Republican Senator: Hey, Maybe We Should Consider Health Care Co-Ops
I’ve been warning for a while now that as Democrats see their plans for government health care go up in smoke they’re going to re-organize and come back with some other type of government plan and call it something else. I’ve also warned that Republicans might be willing to jump on board with something like that so that they can claim victory in having forced Democrats to do do something other than what they originally intended. Even if that “other” is just government health care by a different name.
The health care co-ops as suggested by Senator Kent Conrad seem to be rising to the top as the compromise option of choice. Today Senator Conrad has been all over the Sunday talk shows claiming that he and his fellow liberals don’t have the votes for a “public option” health care plan and that they need to try something else. Namely, his co-ops idea. And unfortunately at least one Republican was open to that idea as a compromise.
WASHINGTON — A Republican senator says a potential administration shift from a government-run health insurance to a privately run cooperative is something that opponents like him should consider.
Alabama’s Richard Shelby is a vocal opponent of the health care overhaul proposed by President Barack Obama. Shelby says he sees insurance co-ops as “a step away from the government take over of the health care system.”

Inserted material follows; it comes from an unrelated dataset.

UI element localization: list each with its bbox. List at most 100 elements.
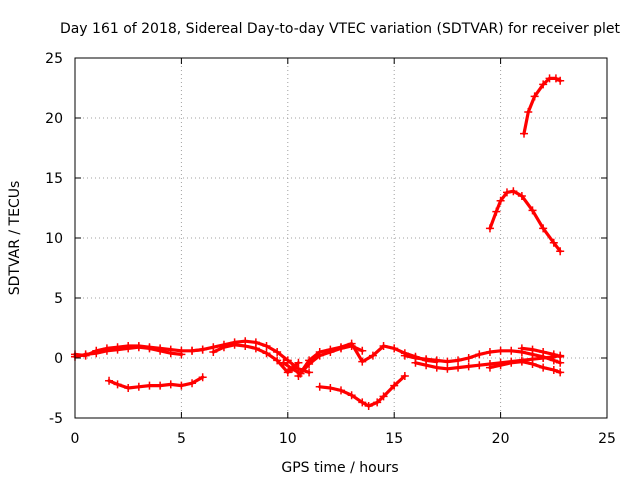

He says “that’s something we should look at.”
Democratic Sen. Kent Conrad of North Dakota has been pushing the co-op system as an alternative to a government-run public option to help cover the nation’s nearly 50 million uninsured. Conrad says it’s an idea that has worked well in other business models.
Republicans shouldn’t be looking at health care co-ops. They should be rejecting co-ops as government heath care. Because they are, in fact, government health care. As I’ve pointed out before, co-ops would be created by the government. They’d be funded by the government. They’d be managed by the government. And you’d buy into them through government health care exchanges.
If that’s not government health care, what is?
What’s more, these government-sponsored co-ops would no doubt have all the same sort of perks and bailouts other government sponsored entities such as Fannie Mae and Freddie Mac get. Competing private insurers would be at a disadvantage, and co-ops would come to dominate the insurance industry in the same way Fannie and Freddie have dominated the housing markets.
We don’t want a “Fannie Mae” for health care. We need to make people more independent.